The band rips through their material. Their songs are tight, hard-hitting and oftentimes sardonic takes on modern life, with especially poignant political messages. “Mother,” off their debut album Brutalism, is a feminist song they proudly announced. “In fact, all our songs are feminist songs,” the singer proclaimed, to raucous approval. Lines from the song include “My mother worked 17 hours 7 days a week” and “The best way to scare a Tory is to read and get rich,” which the crowd sings with gleeful rage. Most poignant are the lyrics “Men are scared women will laugh in their face, while women are scared it’s their lives men will take.” It’s a surprising message at a concert that is probably 9 to 1, men to women, but the crowd sings it like an anthem anyways.

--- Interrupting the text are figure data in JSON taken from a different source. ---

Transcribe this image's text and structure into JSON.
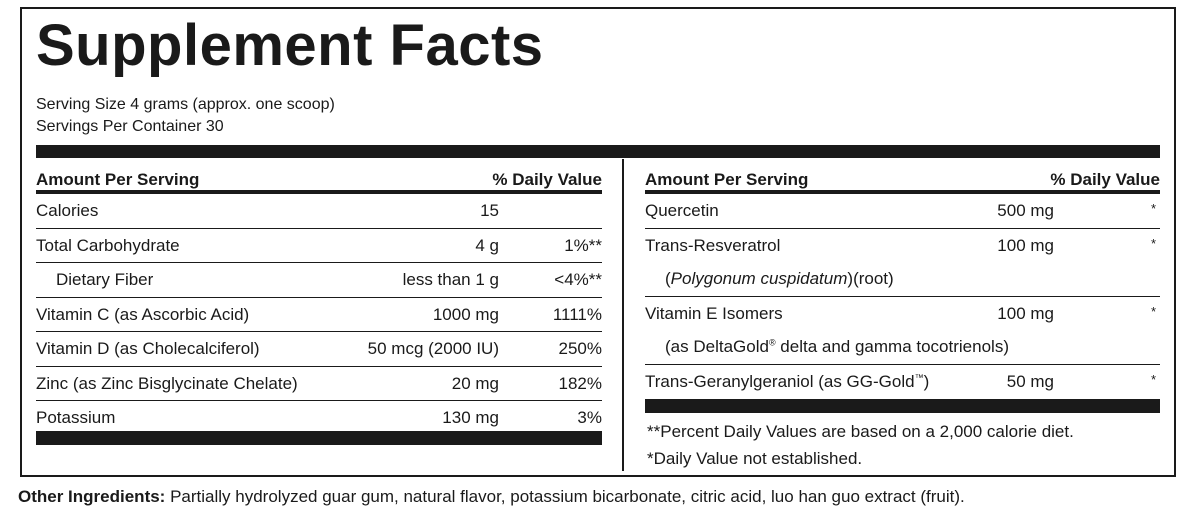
{
  "title": "Supplement Facts",
  "serving_size": "Serving Size 4 grams (approx. one scoop)",
  "servings_per_container": "Servings Per Container 30",
  "left_table": {
    "header_amount": "Amount Per Serving",
    "header_dv": "% Daily Value",
    "rows": [
      {
        "name": "Calories",
        "amount": "15",
        "dv": ""
      },
      {
        "name": "Total Carbohydrate",
        "amount": "4 g",
        "dv": "1%**"
      },
      {
        "name": "Dietary Fiber",
        "amount": "less than 1 g",
        "dv": "<4%**"
      },
      {
        "name": "Vitamin C (as Ascorbic Acid)",
        "amount": "1000 mg",
        "dv": "1111%"
      },
      {
        "name": "Vitamin D (as Cholecalciferol)",
        "amount": "50 mcg (2000 IU)",
        "dv": "250%"
      },
      {
        "name": "Zinc (as Zinc Bisglycinate Chelate)",
        "amount": "20 mg",
        "dv": "182%"
      },
      {
        "name": "Potassium",
        "amount": "130 mg",
        "dv": "3%"
      }
    ]
  },
  "right_table": {
    "header_amount": "Amount Per Serving",
    "header_dv": "% Daily Value",
    "quercetin": {
      "name": "Quercetin",
      "amount": "500 mg",
      "dv": "*"
    },
    "resveratrol": {
      "name": "Trans-Resveratrol",
      "amount": "100 mg",
      "dv": "*",
      "source_italic": "Polygonum cuspidatum",
      "source_rest": "(root)"
    },
    "vitamin_e": {
      "name": "Vitamin E Isomers",
      "amount": "100 mg",
      "dv": "*",
      "sub_pre": "(as DeltaGold",
      "sub_mark": "®",
      "sub_post": " delta and gamma tocotrienols)"
    },
    "geranylgeraniol": {
      "name_pre": "Trans-Geranylgeraniol (as GG-Gold",
      "name_mark": "™",
      "name_post": ")",
      "amount": "50 mg",
      "dv": "*"
    }
  },
  "footnotes": {
    "percent_note": "**Percent Daily Values are based on a 2,000 calorie diet.",
    "dv_note": "*Daily Value not established."
  },
  "other_ingredients": {
    "label": "Other Ingredients:",
    "text": " Partially hydrolyzed guar gum, natural flavor, potassium bicarbonate, citric acid, luo han guo extract (fruit)."
  }
}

There was no encore. The final song IDLES played, “Rottweiler,” launched with the singer yelling “Don’t watch FOX news,” to, again, raucous approval. The whole song crescendo-ed to a magnificent end. There was simply nothing left to say after that. It was the first time I have been to a concert where an encore didn’t feel necessary. Beer cans littered the floor everywhere as people dispersed. One guy in fishnet stockings looked in vain for a missing shoe. He found it eventually, wedged in the gap between the security fence and the stage.
Coming back out from the Wiltern, concertgoers were greeted by a chorus of hotdog vendors. People congregated around, the crowd did not disperse quickly. People smoked, ate, talked, laughing, or just enjoyed the cool night air, the sounds of traffic zipping by, the din of the performance still swimming in their ears.

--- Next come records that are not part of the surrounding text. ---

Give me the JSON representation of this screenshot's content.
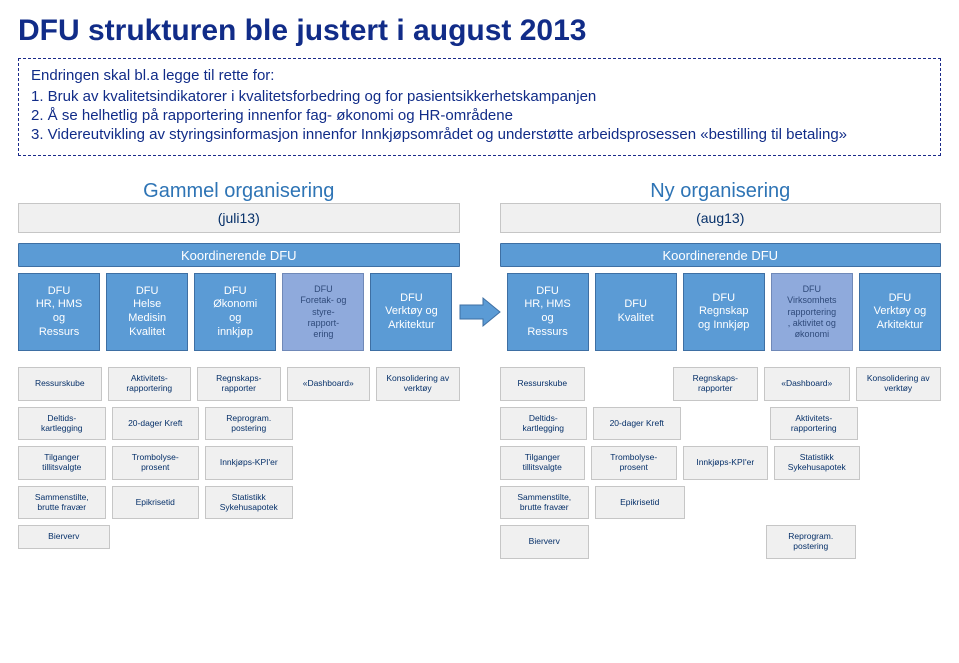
{
  "colors": {
    "title": "#112c88",
    "dashed_border": "#1a2a8a",
    "org_label": "#2e74b5",
    "koord_bg": "#5b9bd5",
    "koord_text": "#ffffff",
    "dfu_bg": "#5b9bd5",
    "dfu_border": "#3e6fa3",
    "dfu_alt_bg": "#8faadc",
    "dfu_alt_text": "#2f4a7a",
    "sub_bg": "#f0f0f0",
    "sub_border": "#c6c6c6",
    "sub_text": "#063069",
    "arrow": "#5b9bd5",
    "arrow_border": "#3e6fa3"
  },
  "title": "DFU strukturen ble justert i august 2013",
  "intro": {
    "lead": "Endringen skal bl.a legge til rette for:",
    "items": [
      "1.  Bruk av kvalitetsindikatorer i kvalitetsforbedring og for pasientsikkerhetskampanjen",
      "2.  Å se helhetlig på rapportering innenfor fag- økonomi og HR-områdene",
      "3.  Videreutvikling av styringsinformasjon innenfor Innkjøpsområdet og understøtte arbeidsprosessen «bestilling til betaling»"
    ]
  },
  "old": {
    "label": "Gammel organisering",
    "label_sub": "(juli13)",
    "koord": "Koordinerende DFU",
    "dfus": [
      "DFU\nHR, HMS\nog\nRessurs",
      "DFU\nHelse\nMedisin\nKvalitet",
      "DFU\nØkonomi\nog\ninnkjøp",
      "DFU\nForetak- og\nstyre-\nrapport-\nering",
      "DFU\nVerktøy og\nArkitektur"
    ],
    "dfus_alt_index": 3,
    "sub_cell_width": 100,
    "sub_rows": [
      [
        "Ressurskube",
        "Aktivitets-\nrapportering",
        "Regnskaps-\nrapporter",
        "«Dashboard»",
        "Konsolidering av\nverktøy"
      ],
      [
        "Deltids-\nkartlegging",
        "20-dager Kreft",
        "Reprogram.\npostering",
        "",
        ""
      ],
      [
        "Tilganger\ntillitsvalgte",
        "Trombolyse-\nprosent",
        "Innkjøps-KPI'er",
        "",
        ""
      ],
      [
        "Sammenstilte,\nbrutte fravær",
        "Epikrisetid",
        "Statistikk\nSykehusapotek",
        "",
        ""
      ],
      [
        "Bierverv",
        "",
        "",
        "",
        ""
      ]
    ]
  },
  "new": {
    "label": "Ny organisering",
    "label_sub": "(aug13)",
    "koord": "Koordinerende DFU",
    "dfus": [
      "DFU\nHR, HMS\nog\nRessurs",
      "DFU\nKvalitet",
      "DFU\nRegnskap\nog Innkjøp",
      "DFU\nVirksomhets\nrapportering\n, aktivitet og\nøkonomi",
      "DFU\nVerktøy og\nArkitektur"
    ],
    "dfus_alt_index": 3,
    "sub_cell_width": 100,
    "sub_rows": [
      [
        "Ressurskube",
        "",
        "Regnskaps-\nrapporter",
        "«Dashboard»",
        "Konsolidering av\nverktøy"
      ],
      [
        "Deltids-\nkartlegging",
        "20-dager Kreft",
        "",
        "Aktivitets-\nrapportering",
        ""
      ],
      [
        "Tilganger\ntillitsvalgte",
        "Trombolyse-\nprosent",
        "Innkjøps-KPI'er",
        "Statistikk\nSykehusapotek",
        ""
      ],
      [
        "Sammenstilte,\nbrutte fravær",
        "Epikrisetid",
        "",
        "",
        ""
      ],
      [
        "Bierverv",
        "",
        "",
        "Reprogram.\npostering",
        ""
      ]
    ]
  },
  "page_number": ""
}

It felt good. It felt right. It felt like a release. It felt like all that music should be. Community, release, joy, movement, rapture. Back down Western Ave, onto the 10, and then the 110, and then the 405, and then down the street to my apartment, and I felt no more at home than I did at the center of that swarming singularity. I can say with confidence it was one of the best live performances I’ve ever been to. Do yourself a favor and go see IDLES.
I want to go back to the slapping men. They were not friends. They did not know each other before the show. After they hugged they went their separate ways. It was only under the unique circumstances produced by an IDLES show that such a thing could happen, that two men, as a manner of loving expression, would repeatedly slap each other, urging each other to go harder, before hugging like brothers-in-arms. In that weird, reality-is-stranger-than-fiction moment is the core of IDLES—joy, anger, violence, redemption, forgiveness, and triumph in one.
IDLES is a punk band originally from Bristol, UK. They are comprised of Joe Talbat (vocals), Adam Devonshire (bass), Mark Bowen (guitar), Lee Kiernan (guitar), and Jon Beavis (drums).